/read_from_chrome

Extract online articles with Readability.js and headless Chrome

Primary LanguageJavaScript

read_from_chrome_cli

Extract online articles with Readability and headless Chrome and copies to clipboard

A simple tool that:

  1. Attaches to a running Chrome instance
  2. Navigates to a given url
  3. Injects Readbility.js
  4. Waits until a website loads
  5. Runs Readability and returns an extracted article
  6. Copies the extracted article to clipboard

Headless mode allows much simpler Chrome integration in a server environment and gives Chrome speed and reliability for various web automation tools.

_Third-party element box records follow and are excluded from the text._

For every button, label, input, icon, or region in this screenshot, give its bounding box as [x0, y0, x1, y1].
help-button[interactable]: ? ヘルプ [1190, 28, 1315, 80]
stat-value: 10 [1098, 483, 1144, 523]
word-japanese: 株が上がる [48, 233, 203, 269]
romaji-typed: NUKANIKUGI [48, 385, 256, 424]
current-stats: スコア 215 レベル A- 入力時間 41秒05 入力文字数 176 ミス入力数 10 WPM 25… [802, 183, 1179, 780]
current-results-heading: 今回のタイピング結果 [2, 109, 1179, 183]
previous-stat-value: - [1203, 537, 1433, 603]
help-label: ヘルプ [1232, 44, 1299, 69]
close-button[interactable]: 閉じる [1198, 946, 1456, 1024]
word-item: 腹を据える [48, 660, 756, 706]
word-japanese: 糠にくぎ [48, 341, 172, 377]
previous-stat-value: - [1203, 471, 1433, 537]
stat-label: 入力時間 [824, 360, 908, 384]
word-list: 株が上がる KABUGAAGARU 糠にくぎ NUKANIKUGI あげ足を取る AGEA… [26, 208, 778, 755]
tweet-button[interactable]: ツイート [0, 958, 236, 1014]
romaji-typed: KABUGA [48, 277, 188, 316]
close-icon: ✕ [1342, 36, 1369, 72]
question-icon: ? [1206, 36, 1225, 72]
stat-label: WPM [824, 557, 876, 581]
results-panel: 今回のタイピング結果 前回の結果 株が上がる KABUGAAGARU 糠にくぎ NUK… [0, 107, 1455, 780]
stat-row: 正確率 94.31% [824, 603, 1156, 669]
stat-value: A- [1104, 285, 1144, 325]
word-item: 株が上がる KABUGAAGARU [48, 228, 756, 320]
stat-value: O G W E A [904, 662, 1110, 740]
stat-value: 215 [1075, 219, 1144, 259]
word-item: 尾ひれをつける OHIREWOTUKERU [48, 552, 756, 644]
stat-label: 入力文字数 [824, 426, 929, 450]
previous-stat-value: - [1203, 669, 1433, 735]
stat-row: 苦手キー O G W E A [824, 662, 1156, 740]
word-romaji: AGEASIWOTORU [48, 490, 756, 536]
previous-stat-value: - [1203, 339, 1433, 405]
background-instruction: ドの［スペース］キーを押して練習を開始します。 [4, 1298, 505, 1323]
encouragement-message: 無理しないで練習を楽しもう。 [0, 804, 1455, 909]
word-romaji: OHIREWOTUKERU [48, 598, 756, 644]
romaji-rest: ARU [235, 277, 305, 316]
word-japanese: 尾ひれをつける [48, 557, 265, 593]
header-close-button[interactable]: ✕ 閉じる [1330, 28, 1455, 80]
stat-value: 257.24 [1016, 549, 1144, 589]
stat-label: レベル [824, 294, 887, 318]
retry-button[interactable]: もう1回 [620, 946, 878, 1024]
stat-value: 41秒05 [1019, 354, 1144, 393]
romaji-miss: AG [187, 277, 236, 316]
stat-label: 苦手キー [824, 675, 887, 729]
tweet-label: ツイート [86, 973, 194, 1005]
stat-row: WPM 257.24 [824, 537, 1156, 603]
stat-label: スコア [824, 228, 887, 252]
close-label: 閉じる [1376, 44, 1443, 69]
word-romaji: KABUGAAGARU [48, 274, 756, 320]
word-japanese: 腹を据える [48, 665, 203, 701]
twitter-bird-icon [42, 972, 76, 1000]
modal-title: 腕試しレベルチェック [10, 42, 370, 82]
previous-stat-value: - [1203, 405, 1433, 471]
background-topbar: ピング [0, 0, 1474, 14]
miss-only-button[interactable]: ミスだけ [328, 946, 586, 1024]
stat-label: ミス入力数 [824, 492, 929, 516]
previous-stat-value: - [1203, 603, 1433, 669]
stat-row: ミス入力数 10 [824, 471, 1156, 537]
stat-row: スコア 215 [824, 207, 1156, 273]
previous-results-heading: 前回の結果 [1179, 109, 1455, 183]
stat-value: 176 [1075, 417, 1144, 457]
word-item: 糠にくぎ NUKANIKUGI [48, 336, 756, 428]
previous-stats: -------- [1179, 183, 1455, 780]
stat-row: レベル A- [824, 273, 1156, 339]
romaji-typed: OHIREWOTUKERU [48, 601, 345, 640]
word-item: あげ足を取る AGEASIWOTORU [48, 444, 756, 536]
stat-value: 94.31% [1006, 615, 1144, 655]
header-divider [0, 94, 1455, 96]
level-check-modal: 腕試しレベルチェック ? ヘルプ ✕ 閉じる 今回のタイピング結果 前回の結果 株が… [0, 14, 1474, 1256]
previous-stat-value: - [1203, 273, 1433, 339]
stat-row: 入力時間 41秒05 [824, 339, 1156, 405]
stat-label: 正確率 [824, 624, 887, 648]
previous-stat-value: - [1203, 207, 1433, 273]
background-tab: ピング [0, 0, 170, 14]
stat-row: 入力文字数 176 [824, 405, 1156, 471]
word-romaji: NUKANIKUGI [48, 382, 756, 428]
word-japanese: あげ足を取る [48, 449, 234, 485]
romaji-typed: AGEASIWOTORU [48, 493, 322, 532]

Headless Chrome is still under development therefore this guide can change.

This tool uses Chrome Debugging Protocol to control a Chrome instance.

For Linux

Install Chrome from a development channel (until headless mode appears in a stable chrome version):

https://www.google.com/chrome/browser/?platform=linux&extra=devchannel

Headless Chrome isn't executed automatically, because it's more reliable to run and manage its process separately.

google-chrome-unstable --headless --user-data-dir=/tmp/chrome-new-data --remote-debugging-port=9222

git clone https://github.com/chiraag-kakar/read_from_chrome
var chromeReadability = require('./chrome-readability');

var url = 'https://hackernoon.com/13-major-challenges-faced-while-building-a-community-experts-roundup-e3a59aa28fbf';

chromeReadability.extract(url, function(err, article) {
    console.log(article.content);
});

The Javascript Function required to enable copying to clipboard is :

Note : It will only work for DOM objects

navigator.clipboard.writeText(textData.editor)

To make it work for all objects , we can refer this module.

Limitations:

  1. Unlike the normal Chrome mode, the headless mode currently supports only one tab per instance, it means to use this script in parallel more instances on different ports must be executed.